Behind its Tudor façade and wide patios, the three-story building seems to go on forever, with formal parlors unfolding into elegant sitting rooms and separate stairwells for the servants, whose rooms were on the low-ceilinged third floor. But when it was built in 1902, according to Hilda Yao, it was just a three-bedroom home. Expansions that widened the building and enclosed several decks were made in the 1930s and 1940s.

"When they made those additions, apparently they were done in rather a substandard fashion. They weren't properly sealed; it probably allowed for slow water seepage over the years," Yao said.

As a result, examinations last summer by remediation company Lea & Sung revealed mold growing throughout the walls of Seven Oaks. Mold and water damage is visible from the inside of the home, with spotting and disintegration on walls and ceilings.

"The remediation recommended by the mold company essentially requires the gutting of the interior of the home, the removal of the drywall and any installation," Yao said. "You are then going to be left with the building shell."

The stucco on the building would then have to be removed to check for dry rot in the beams, she added, which would need to be replaced. Anyone willing to do all the work would want a building on a seismically sound foundation. Add it all together and it comes to $6 million, she said.

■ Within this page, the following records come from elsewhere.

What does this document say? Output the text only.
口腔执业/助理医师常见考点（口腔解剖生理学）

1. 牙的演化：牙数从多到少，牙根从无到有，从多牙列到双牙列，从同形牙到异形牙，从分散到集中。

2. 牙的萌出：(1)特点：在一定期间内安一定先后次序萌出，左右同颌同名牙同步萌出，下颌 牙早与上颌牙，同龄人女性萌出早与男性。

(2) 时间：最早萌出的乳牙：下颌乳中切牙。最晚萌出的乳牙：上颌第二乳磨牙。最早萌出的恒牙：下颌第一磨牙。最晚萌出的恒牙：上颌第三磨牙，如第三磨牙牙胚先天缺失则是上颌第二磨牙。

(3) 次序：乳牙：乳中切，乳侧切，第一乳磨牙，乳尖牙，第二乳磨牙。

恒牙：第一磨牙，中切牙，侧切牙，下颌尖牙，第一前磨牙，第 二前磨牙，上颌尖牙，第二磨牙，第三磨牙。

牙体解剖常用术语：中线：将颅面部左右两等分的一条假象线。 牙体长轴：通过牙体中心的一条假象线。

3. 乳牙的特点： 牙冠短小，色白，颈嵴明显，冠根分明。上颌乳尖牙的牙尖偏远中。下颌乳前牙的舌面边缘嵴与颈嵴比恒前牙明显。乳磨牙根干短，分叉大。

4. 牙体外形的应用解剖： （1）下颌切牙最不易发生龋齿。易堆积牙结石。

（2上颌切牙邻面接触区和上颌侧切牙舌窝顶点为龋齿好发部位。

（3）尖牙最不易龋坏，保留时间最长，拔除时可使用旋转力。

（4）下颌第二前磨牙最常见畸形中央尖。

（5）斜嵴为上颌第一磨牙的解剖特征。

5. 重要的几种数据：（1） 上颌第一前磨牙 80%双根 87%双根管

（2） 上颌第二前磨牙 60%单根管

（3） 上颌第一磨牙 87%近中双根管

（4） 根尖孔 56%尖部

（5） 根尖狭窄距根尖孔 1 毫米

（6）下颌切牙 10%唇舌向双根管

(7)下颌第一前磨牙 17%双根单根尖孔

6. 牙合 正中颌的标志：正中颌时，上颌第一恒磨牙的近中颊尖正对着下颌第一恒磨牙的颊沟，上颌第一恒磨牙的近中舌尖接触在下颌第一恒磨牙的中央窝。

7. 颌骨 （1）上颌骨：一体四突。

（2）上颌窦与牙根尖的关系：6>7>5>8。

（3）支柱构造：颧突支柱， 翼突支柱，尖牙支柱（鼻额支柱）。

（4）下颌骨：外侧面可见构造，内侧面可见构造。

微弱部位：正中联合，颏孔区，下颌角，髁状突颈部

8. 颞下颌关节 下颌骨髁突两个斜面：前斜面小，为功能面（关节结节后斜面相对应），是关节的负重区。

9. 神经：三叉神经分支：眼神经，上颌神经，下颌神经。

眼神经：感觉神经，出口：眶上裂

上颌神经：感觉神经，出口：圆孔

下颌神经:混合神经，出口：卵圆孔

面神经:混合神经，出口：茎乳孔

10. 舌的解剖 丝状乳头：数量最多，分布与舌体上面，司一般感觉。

Others have disagreed. Darin Daskarolis, senior planner for Redwood City-based structural engineering firm the Crosby Group, said that number seems high. His company is interested in perhaps doing the work at a discounted rate to help preserve the historic building.
Chacon first saw the building about five weeks ago, when his private video company was hired to document the deterioration of the house. He did not know then that it would be given to him, he said.

"We thought it might be a good idea to make a video documentary of the condition of the property," Yao said.